О дружбе, любви и немного о счастье
– Марлен, давайте поговорим о дружбе!
– Изволь… Дружба – это прекрасно. Это священно. Мне повезло – я дружила с великими людьми. Выдающимися.
– Вы можете определить дружбу?
– Нет. Правда нет. Это все равно что попытаться определить, что такое Сезанн. Еще толком не понимаешь, но уже вознагражден.
– Однако необходимо и отдавать, верно же?
– Конечно. На самом деле жизнь – это череда обменов. А без этого останется только шкурный интерес. Если живешь лишь ради собственного интереса, лучше и не рождаться.
– А между любовью и дружбой большая разница?
– Дружба чище. Ее так же трудно строить, как и любовь. Но легче сохранить. В любви каждый хочет, чтобы было хорошо другому, но еще и себе, хотя бы немножко. Другое дело – дружба. Предавших меня друзей я мысленно убивала. Они для меня мертвы. Даже если до сих пор живы-здоровы. Но это не означает, что любовь менее важна! Вовсе нет. Просто это две разные сферы. В дружбе меньше борьбы. А любовь… Любовь – это ракета, летящий автомобиль. Надо всегда быть начеку, сохранять максимальную скорость, понимаешь? Дружба, как я ее понимаю, – это запасное колесо.

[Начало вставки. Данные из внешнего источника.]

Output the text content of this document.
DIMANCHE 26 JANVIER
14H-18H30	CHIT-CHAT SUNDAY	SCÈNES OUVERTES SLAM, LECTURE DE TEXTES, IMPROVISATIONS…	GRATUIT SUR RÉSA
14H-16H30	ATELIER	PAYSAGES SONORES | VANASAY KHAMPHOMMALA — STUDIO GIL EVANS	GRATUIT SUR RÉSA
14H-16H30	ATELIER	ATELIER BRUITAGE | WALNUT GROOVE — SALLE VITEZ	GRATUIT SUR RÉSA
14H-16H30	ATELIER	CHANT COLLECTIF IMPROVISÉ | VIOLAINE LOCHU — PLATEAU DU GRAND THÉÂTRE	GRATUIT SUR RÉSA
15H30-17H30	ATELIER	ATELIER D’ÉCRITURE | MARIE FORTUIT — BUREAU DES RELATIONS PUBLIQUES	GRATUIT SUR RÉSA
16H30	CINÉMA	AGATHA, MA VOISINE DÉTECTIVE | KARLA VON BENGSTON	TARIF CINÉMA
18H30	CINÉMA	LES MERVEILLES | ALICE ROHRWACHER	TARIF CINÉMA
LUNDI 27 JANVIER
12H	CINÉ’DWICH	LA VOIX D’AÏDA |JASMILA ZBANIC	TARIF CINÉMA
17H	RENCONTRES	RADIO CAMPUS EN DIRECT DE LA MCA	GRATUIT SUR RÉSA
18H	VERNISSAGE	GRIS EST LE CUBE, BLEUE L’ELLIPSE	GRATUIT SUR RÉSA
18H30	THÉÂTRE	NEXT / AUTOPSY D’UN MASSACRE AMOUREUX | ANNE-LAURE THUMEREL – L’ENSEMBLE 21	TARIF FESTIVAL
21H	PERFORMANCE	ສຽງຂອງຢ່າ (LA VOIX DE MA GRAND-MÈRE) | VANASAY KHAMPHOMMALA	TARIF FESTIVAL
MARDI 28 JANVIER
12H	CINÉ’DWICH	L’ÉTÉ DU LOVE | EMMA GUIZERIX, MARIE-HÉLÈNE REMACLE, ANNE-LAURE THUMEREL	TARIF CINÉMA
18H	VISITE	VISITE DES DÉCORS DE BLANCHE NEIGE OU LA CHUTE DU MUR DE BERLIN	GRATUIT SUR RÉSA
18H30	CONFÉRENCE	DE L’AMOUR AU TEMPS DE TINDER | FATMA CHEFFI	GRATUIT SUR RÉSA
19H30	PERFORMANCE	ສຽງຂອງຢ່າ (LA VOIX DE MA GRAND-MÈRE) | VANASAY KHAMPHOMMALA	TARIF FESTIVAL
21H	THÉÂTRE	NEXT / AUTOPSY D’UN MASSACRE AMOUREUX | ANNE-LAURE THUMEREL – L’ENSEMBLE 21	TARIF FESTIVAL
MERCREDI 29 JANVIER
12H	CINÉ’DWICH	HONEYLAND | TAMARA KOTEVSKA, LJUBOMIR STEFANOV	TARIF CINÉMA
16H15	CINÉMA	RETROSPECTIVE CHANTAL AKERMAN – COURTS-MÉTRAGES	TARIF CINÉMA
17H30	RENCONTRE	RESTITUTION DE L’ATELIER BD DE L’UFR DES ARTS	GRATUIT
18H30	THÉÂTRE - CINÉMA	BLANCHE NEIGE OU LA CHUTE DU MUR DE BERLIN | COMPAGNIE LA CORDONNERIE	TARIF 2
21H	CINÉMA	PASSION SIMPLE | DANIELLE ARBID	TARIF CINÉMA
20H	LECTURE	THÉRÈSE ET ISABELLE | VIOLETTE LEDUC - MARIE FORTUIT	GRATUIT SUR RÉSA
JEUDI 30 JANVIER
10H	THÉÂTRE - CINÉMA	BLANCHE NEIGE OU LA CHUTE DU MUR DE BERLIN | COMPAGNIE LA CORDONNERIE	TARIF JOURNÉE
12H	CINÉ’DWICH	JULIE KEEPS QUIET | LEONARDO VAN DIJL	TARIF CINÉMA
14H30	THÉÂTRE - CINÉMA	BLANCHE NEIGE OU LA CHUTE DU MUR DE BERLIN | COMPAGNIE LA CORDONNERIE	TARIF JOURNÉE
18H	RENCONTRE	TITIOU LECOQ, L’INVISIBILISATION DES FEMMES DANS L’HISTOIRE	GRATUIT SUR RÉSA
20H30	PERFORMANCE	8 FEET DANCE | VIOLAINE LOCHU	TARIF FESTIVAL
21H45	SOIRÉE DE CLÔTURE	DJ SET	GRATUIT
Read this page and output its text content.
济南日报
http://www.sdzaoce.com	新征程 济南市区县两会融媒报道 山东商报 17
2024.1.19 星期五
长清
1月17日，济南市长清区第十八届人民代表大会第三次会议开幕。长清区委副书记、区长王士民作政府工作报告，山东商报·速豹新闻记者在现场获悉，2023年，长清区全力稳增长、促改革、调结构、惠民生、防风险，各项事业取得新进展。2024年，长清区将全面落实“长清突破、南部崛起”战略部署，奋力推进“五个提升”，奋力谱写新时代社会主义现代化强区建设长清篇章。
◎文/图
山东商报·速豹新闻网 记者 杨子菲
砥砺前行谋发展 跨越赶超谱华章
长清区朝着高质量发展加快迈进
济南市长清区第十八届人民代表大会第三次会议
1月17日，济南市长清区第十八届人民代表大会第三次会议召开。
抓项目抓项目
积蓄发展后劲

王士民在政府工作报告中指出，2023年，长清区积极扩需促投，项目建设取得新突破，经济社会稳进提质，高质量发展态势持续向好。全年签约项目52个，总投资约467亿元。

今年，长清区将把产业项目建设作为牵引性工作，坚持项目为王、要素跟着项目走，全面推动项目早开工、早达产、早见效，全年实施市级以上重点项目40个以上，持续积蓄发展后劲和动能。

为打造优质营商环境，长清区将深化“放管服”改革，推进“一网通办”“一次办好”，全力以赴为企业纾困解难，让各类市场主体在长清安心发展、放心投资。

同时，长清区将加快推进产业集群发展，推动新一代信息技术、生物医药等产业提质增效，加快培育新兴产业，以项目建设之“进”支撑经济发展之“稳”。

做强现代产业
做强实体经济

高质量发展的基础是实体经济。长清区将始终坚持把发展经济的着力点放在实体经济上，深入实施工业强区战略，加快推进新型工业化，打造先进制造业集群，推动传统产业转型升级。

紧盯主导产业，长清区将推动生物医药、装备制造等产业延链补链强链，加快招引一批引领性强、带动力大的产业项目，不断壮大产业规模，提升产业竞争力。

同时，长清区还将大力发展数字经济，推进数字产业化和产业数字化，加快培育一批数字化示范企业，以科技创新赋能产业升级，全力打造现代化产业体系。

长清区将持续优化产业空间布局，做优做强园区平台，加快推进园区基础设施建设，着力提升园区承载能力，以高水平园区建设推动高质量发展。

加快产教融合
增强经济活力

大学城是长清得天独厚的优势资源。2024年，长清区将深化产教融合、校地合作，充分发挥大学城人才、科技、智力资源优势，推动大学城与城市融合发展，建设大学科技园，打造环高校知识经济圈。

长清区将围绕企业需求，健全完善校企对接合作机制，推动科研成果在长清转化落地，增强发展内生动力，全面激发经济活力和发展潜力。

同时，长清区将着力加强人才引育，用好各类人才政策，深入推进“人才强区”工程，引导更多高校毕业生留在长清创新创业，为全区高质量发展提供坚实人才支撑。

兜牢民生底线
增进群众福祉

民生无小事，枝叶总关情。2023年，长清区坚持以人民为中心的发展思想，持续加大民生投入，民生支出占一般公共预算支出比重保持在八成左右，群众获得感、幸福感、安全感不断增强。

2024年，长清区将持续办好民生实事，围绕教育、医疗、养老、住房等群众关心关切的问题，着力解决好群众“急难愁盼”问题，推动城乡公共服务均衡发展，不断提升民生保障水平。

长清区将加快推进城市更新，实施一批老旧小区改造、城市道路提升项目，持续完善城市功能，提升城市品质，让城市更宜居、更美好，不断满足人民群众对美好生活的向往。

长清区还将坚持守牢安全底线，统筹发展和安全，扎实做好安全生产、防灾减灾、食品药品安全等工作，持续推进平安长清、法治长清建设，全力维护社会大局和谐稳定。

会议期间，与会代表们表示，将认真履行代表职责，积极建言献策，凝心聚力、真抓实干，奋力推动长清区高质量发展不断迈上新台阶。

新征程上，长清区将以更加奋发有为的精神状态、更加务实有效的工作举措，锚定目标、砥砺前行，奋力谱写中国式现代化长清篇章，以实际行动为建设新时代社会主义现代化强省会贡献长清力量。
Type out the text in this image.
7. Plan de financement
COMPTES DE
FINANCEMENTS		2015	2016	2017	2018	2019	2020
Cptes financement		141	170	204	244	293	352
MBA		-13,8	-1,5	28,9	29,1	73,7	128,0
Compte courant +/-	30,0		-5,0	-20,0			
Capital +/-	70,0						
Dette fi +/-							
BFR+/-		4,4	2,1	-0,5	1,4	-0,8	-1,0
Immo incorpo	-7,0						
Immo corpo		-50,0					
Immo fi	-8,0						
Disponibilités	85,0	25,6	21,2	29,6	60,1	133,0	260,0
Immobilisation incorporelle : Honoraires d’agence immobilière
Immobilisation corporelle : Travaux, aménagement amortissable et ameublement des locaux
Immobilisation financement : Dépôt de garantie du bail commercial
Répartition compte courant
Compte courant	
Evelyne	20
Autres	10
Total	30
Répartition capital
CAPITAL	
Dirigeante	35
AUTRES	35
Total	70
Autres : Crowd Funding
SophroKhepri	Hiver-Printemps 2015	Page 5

– Не слишком ли прозаично сравнение с запасным колесом?
– Вовсе нет! Попробуй-ка отправиться в путешествие без запаски. Очень скоро пожалеешь.
– А дружба может перерасти в любовь?
– Это отдельный вопрос. Лучше, когда любовь начинается как любовь. Открывать тело после души – иногда этим можно все погубить, не так ли? Надо открывать и то и другое одновременно. Чудовищно заниматься любовью с тем, к кому питаешь только дружеские чувства. Лучше уж ничего не чувствовать. Любви-то может и не возникнуть, а дружбе наверняка конец. Любовь есть любовь. А дружба есть дружба. Ты сейчас в кого-нибудь влюблен?
– Нет.
– Ладно, в таком случае у тебя с кем-нибудь роман?
– Даже этого нет.
– Ах! Роман можно заводить в двух случаях: если уверен, что проживешь с этим человеком всю оставшуюся жизнь, или если знаешь, что никогда его больше не увидишь.
– Как по-вашему, секс – это важно?
– Да, в определенных условиях. Если занимаешься им из чувства долга. Тогда…
– Из чувства долга?
– Ну, чтобы не потерять человека.
– А зачем удерживать того, кого больше не хочешь?
– Господи, ты еще не повзрослел! Каждый разрывается между желанием любить и быть любимым и другим желанием – убежать на свободу.
– Но если чего-то ждешь?
– Чего-то от кого-то? Ты и правда еще совсем ребенок. Нет. Можно считать себя счастливым, если просто кого-то ждешь.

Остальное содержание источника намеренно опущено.